Excellent question! This could have various meanings depending on the captioning company standards, but here is a list of basics. I would categorize these items as the backups you would need to successfully go on air should any of your usual equipment fail. For instance, if you are prepping to go on air and one of these items fails, for whatever reason, you can turn to your backup immediately and continue with your broadcast.
I'll simply list what you need to have backups for and the possible reasons why. You would be wise to have duplicates of the following:
- Steno writer, realtime cable, power supply, and cords or cables (which can be chewed through by domestic animals).
- Computer — CPU, monitor, and a cable for the monitor (in case one gets chewed through or frazzled). Yes, a notebook computer is usable, as long as information is kept current daily on both systems.

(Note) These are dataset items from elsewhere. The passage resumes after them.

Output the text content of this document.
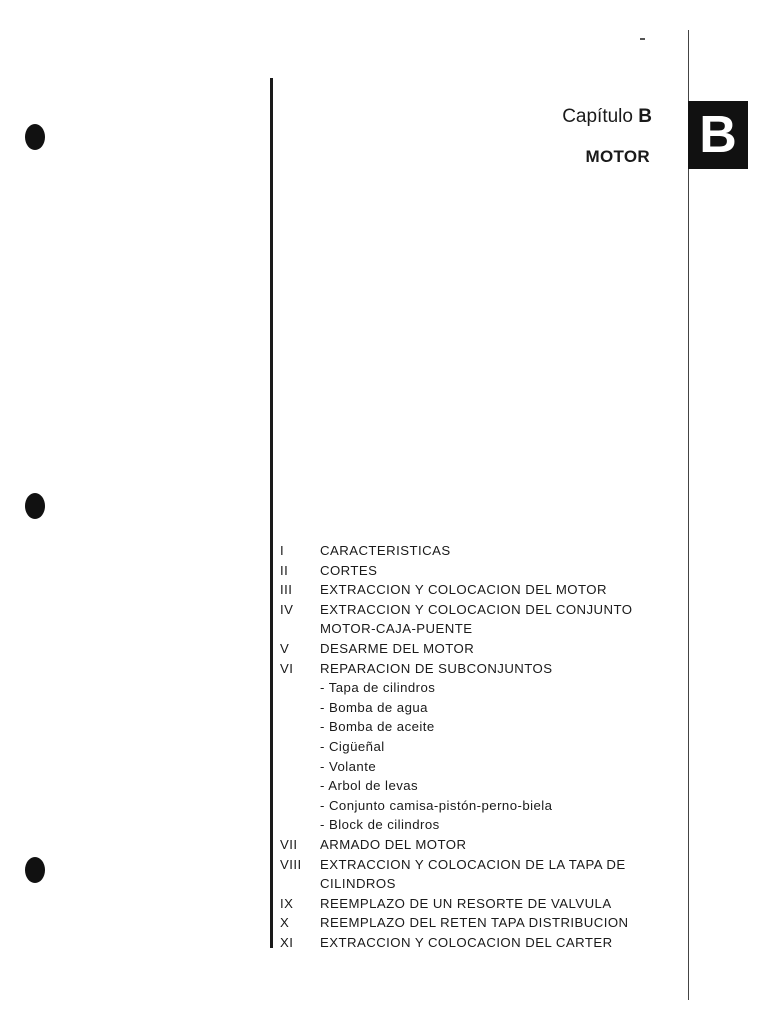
Capítulo B
MOTOR B
I	CARACTERISTICAS
II	CORTES
III	EXTRACCION Y COLOCACION DEL MOTOR
IV	EXTRACCION Y COLOCACION DEL CONJUNTO
MOTOR-CAJA-PUENTE
V	DESARME DEL MOTOR
VI	REPARACION DE SUBCONJUNTOS
- Tapa de cilindros
- Bomba de agua
- Bomba de aceite
- Cigüeñal
- Volante
- Arbol de levas
- Conjunto camisa-pistón-perno-biela
- Block de cilindros
VII	ARMADO DEL MOTOR
VIII	EXTRACCION Y COLOCACION DE LA TAPA DE
CILINDROS
IX	REEMPLAZO DE UN RESORTE DE VALVULA
X	REEMPLAZO DEL RETEN TAPA DISTRIBUCION
XI	EXTRACCION Y COLOCACION DEL CARTER
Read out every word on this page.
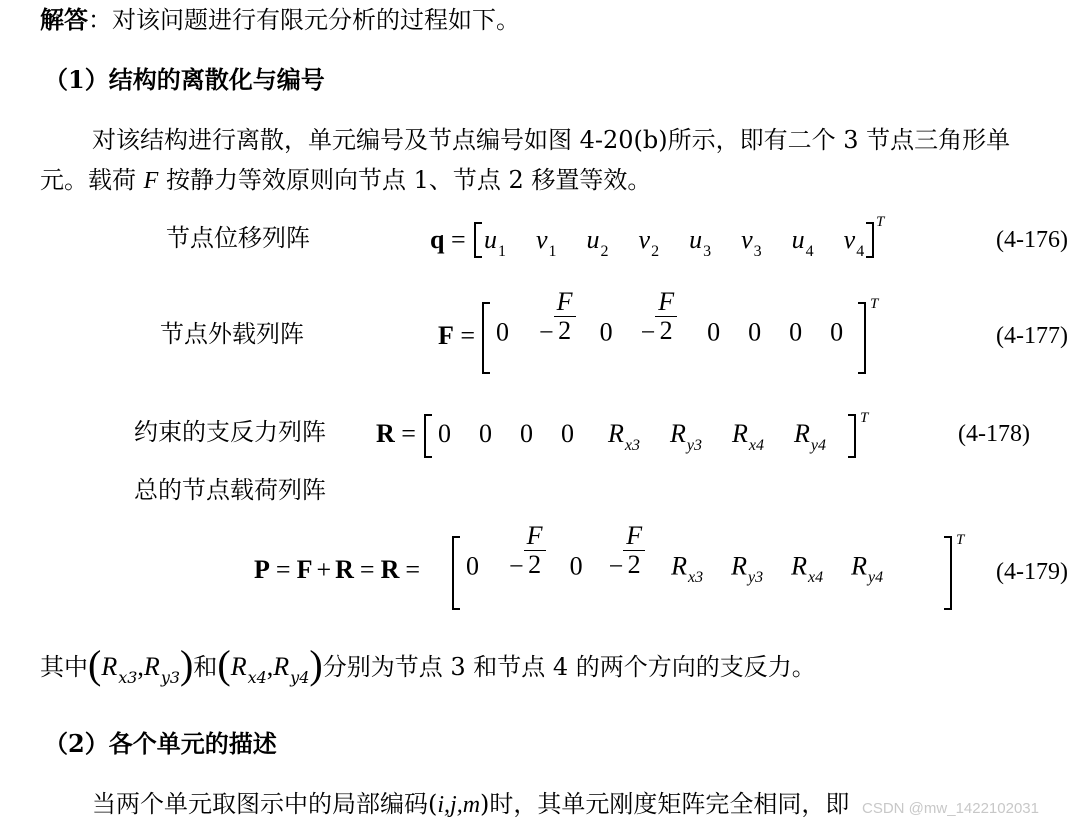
解答：对该问题进行有限元分析的过程如下。
（1）结构的离散化与编号
对该结构进行离散，单元编号及节点编号如图 4-20(b)所示，即有二个 3 节点三角形单
元。载荷 F 按静力等效原则向节点 1、节点 2 移置等效。
节点位移列阵	$q = u_1$ $v_1$ $u_2$ $v_2$ $u_3$ $v_3$ $u_4$ $v_4$
T
(4-176)
节点外载列阵	$F = 0 - \frac{F}{2} 0 - \frac{F}{2} 0$ 0 0 0
T
(4-177)
约束的支反力列阵 R = 0 0 0 0 $R_{x3}$ $R_{y3}$ $R_{x4}$ $R_{y4}$
T
(4-178)
总的节点载荷列阵
$P = F + R = R = 0 - \frac{F}{2} 0 - \frac{F}{2} R_{x3}$ $R_{y3}$ $R_{x4}$ $R_{y4}$
T
(4-179)
其中$(R_{x3},R_{y3})$和$(R_{x4},R_{y4})$分别为节点 3 和节点 4 的两个方向的支反力。
（2）各个单元的描述
当两个单元取图示中的局部编码(i,j,m)时，其单元刚度矩阵完全相同，即 CSDN @mw_1422102031
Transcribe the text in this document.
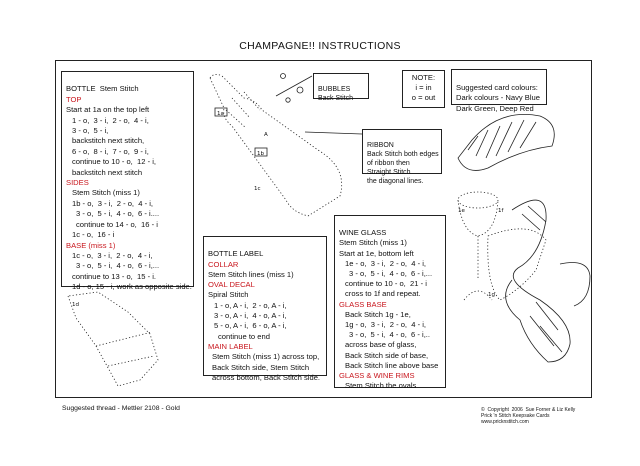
CHAMPAGNE!! INSTRUCTIONS
1a
1b
1c
1d
1e	1f
1g
A

BOTTLE  Stem Stitch
TOP
Start at 1a on the top left
1 - o,  3 - i,  2 - o,  4 - i,
3 - o,  5 - i,
backstitch next stitch,
6 - o,  8 - i,  7 - o,  9 - i,
continue to 10 - o,  12 - i,
backstitch next stitch
SIDES
Stem Stitch (miss 1)
1b - o,  3 - i,  2 - o,  4 - i,
3 - o,  5 - i,  4 - o,  6 - i....
continue to 14 - o,  16 - i
1c - o,  16 - i
BASE (miss 1)
1c - o,  3 - i,  2 - o,  4 - i,
3 - o,  5 - i,  4 - o,  6 - i,...
continue to 13 - o,  15 - i.
1d - o, 15 - i, work as opposite side.

BUBBLES
Back Stitch

NOTE:
i = in
o = out

Suggested card colours:
Dark colours - Navy Blue
Dark Green, Deep Red

RIBBON
Back Stitch both edges
of ribbon then
Straight Stitch
the diagonal lines.

BOTTLE LABEL
COLLAR
Stem Stitch lines (miss 1)
OVAL DECAL
Spiral Stitch
1 - o, A - i,  2 - o, A - i,
3 - o, A - i,  4 - o, A - i,
5 - o, A - i,  6 - o, A - i,
continue to end
MAIN LABEL
Stem Stitch (miss 1) across top,
Back Stitch side, Stem Stitch
across bottom, Back Stitch side.

WINE GLASS
Stem Stitch (miss 1)
Start at 1e, bottom left
1e - o,  3 - i,  2 - o,  4 - i,
3 - o,  5 - i,  4 - o,  6 - i,...
continue to 10 - o,  21 - i
cross to 1f and repeat.
GLASS BASE
Back Stitch 1g - 1e,
1g - o,  3 - i,  2 - o,  4 - i,
3 - o,  5 - i,  4 - o,  6 - i,..
across base of glass,
Back Stitch side of base,
Back Stitch line above base
GLASS & WINE RIMS
Stem Stitch the ovals

Suggested thread - Mettler 2108 - Gold	©  Copyright  2006  Sue Forner & Liz Kelly
Prick 'n Stitch Keepsake Cards
www.pricknstitch.com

- External modem and cable, preferably two. Two, because as quirky as encoders are, modems are just as quirky — some work with some encoders; some don't. An internal modem could be a backup, but newer internal modems do not knock down to the 1,200 or 2,400 baud rate that is necessary to connect to the encoders.
- Phone lines — two hard-wired as a minimum — one for data, one for audio. You also need a phone line, such as cell phone, so either the station or the captioning company can contact you for whatever reason. Having another phone line is a good investment, even if it's the cell phone of someone who lives with you.
- Telephone with multiple lines. Also necessary to have is a backup that requires no electricity in case the power goes out. You want the phone line to still be intact so you can stay connected to the station with data and audio.
- Backup headset and amplifier for your telephone to be used for audio-only programs because cords can fail, fray, or get kinked. Also, you need backup phone cables going from your phone to the wall, because those, again, can be chewed through.
- Uninterrupted power source (UPS) or battery backup. You can purchase one based on the amount of time it will remain on once power is gone. You can also plug all of the above-mentioned equipment into it, including the phone. A second UPS is not absolutely necessary, because if the original fails to work, it's probably too late to save anything. But you can still plug equipment into wall sockets, and then you can purchase another UPS immediately.
- Essential information for the stations you are providing captioning for and the captioning companies you are working for; software-specific info such as dictionaries; and format/.ini files/templates, email addresses, schedules, or other vital information, if it is in electronic form and your computer goes down, needs to be available elsewhere immediately.
- Backup batteries for:
- Remote controls
- Telephone amplifier
- Atomic clocks
- Alarm clocks
- Backup internet service if DSL or cable goes down, such as free dial-up service.
Yes, all of this equipment is vital if you are going to be providing captioning services remotely. And, unfortunately, needing backups and troubleshooting problems always seem to happen at the worst time. You're under stress and anxiety, so thoroughly knowing all of your equipment is a must.
Remember that missing a broadcast can mean losing work not just for you but also for the captioning company, as well as for many other independent contractors who may rely on that work. Being 100 percent dependable makes for a successful captioning professional.